Hi, I,m new to the forum. I have a McCormack International tractor that I recently got of my inlaws. I also got a few attatchments. I tryed to use the 3 point hitch and when I pull the lever to lift, nothing happens. I checked oil level in hydraulic tank and was low, so filled it up, but still no luck. Any help would be appreciated.


----------



## Country Boy (Mar 18, 2010)

Do you know the model of the tractor? International Harvester Company was in business in various forms for over 150 years. If you don't know the model, a picture of the tractor might help. Does your tractor have a draft control lever in addition to the raise/lower lever for the three point? Reason I ask is that on my 574, if the draft control lever is all the way up, the three point won't lower when you use the raise/lower lever. If that isn't the case, then the control valves for the three point might be bad, or the hydraulic pump could be shot. Our 574 had issues where the o-rings in the control block for the three point would fail and then the lift wouldn't work properly.

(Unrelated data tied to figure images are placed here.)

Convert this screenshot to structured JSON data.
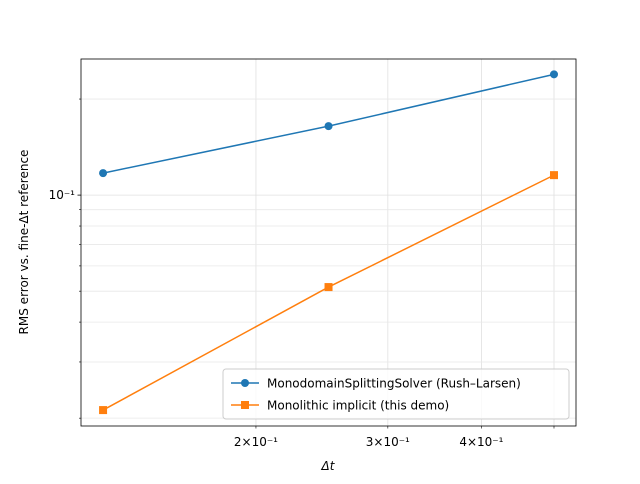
{
  "chart_data": {
    "type": "line",
    "log_x": true,
    "log_y": true,
    "grid": true,
    "legend": "lower right",
    "xlabel": "Δt",
    "ylabel": "RMS error vs. fine-Δt reference",
    "x": [
      0.125,
      0.25,
      0.5
    ],
    "series": [
      {
        "name": "MonodomainSplittingSolver (Rush–Larsen)",
        "color": "#1f77b4",
        "marker": "circle",
        "values": [
          0.1172,
          0.1645,
          0.239
        ]
      },
      {
        "name": "Monolithic implicit (this demo)",
        "color": "#ff7f0e",
        "marker": "square",
        "values": [
          0.0212,
          0.0515,
          0.1155
        ]
      }
    ],
    "xlim": [
      0.1168,
      0.535
    ],
    "ylim": [
      0.0189,
      0.267
    ],
    "xticks": [
      {
        "value": 0.2,
        "label": "2×10⁻¹"
      },
      {
        "value": 0.3,
        "label": "3×10⁻¹"
      },
      {
        "value": 0.4,
        "label": "4×10⁻¹"
      }
    ],
    "xminorticks": [
      0.5
    ],
    "yticks": [
      {
        "value": 0.1,
        "label": "10⁻¹"
      }
    ],
    "yminorticks": [
      0.02,
      0.03,
      0.04,
      0.05,
      0.06,
      0.07,
      0.08,
      0.09,
      0.2
    ]
  }
}
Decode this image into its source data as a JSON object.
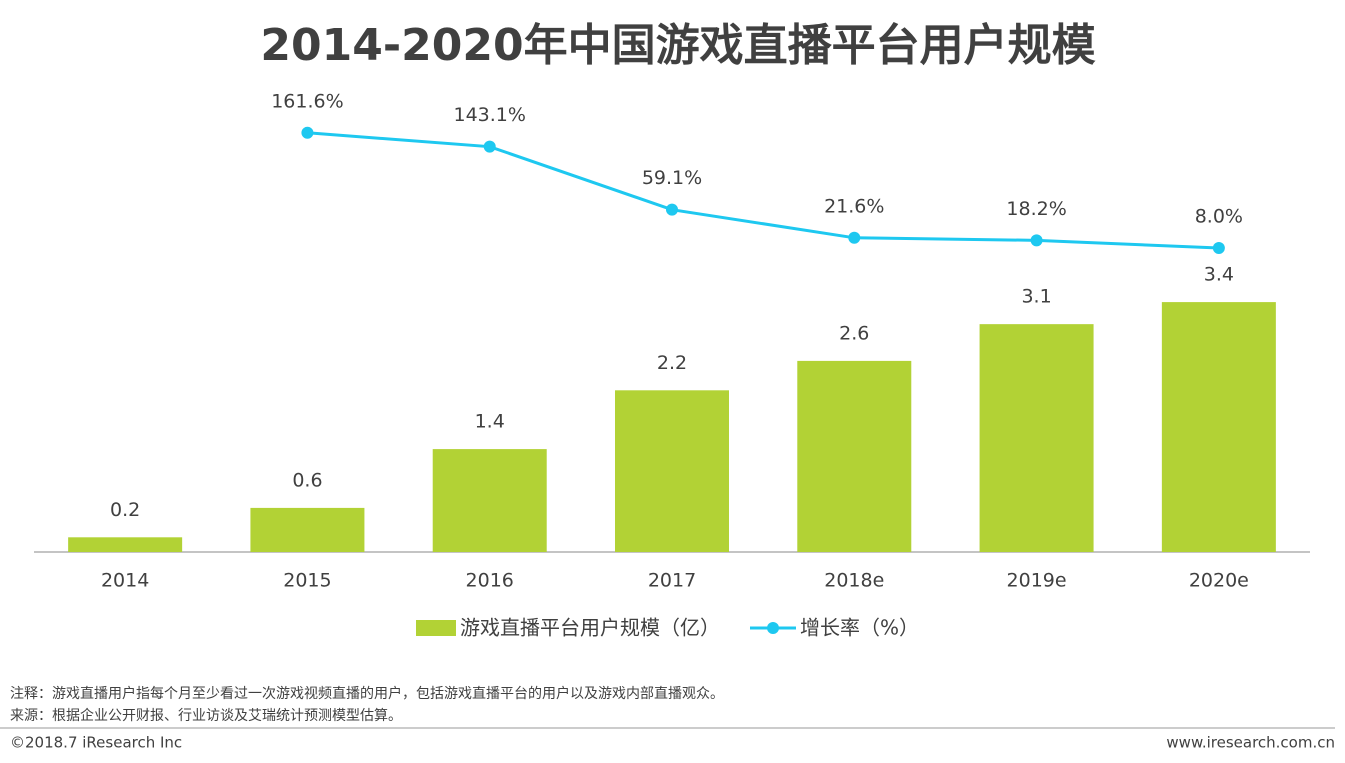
{
  "chart_data": {
    "type": "bar",
    "title": "2014-2020年中国游戏直播平台用户规模",
    "categories": [
      "2014",
      "2015",
      "2016",
      "2017",
      "2018e",
      "2019e",
      "2020e"
    ],
    "series": [
      {
        "name": "游戏直播平台用户规模（亿）",
        "type": "bar",
        "color": "#b2d235",
        "values": [
          0.2,
          0.6,
          1.4,
          2.2,
          2.6,
          3.1,
          3.4
        ]
      },
      {
        "name": "增长率（%）",
        "type": "line",
        "axis": "y2",
        "color": "#1ec8f0",
        "values": [
          null,
          161.6,
          143.1,
          59.1,
          21.6,
          18.2,
          8.0
        ],
        "value_labels": [
          null,
          "161.6%",
          "143.1%",
          "59.1%",
          "21.6%",
          "18.2%",
          "8.0%"
        ]
      }
    ],
    "ylim": [
      0,
      4
    ],
    "y2lim": [
      0,
      200
    ],
    "legend": "bottom"
  },
  "footer": {
    "note": "注释：游戏直播用户指每个月至少看过一次游戏视频直播的用户，包括游戏直播平台的用户以及游戏内部直播观众。",
    "source": "来源：根据企业公开财报、行业访谈及艾瑞统计预测模型估算。",
    "copyright": "©2018.7 iResearch Inc",
    "website": "www.iresearch.com.cn"
  }
}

Usually it would just jump when trying to lift anything, not being able to hold it steady. Have you tried using the remote hydraulic outlets (if there are any)? If you haven't, try and see if they work. If not, then the hydraulic pump is probably bad. Low oil levels can cause the pump to suck air and cavitate, damaging the pump and making it leak internally. I'd also check the hydraulic filter or screen and make sure it isn't plugged.


----------



## bladerunnerkim (Aug 11, 2012)

Hi, sorry bout that, its a B275 model. It does have the draft control lever. I will have a look at what you,ve said and give it a go. Let you know how it goes. Cheers


----------



## vjs (Dec 6, 2014)

I have a 6588 2+2 international harvester my 3 point hitch won't lower


----------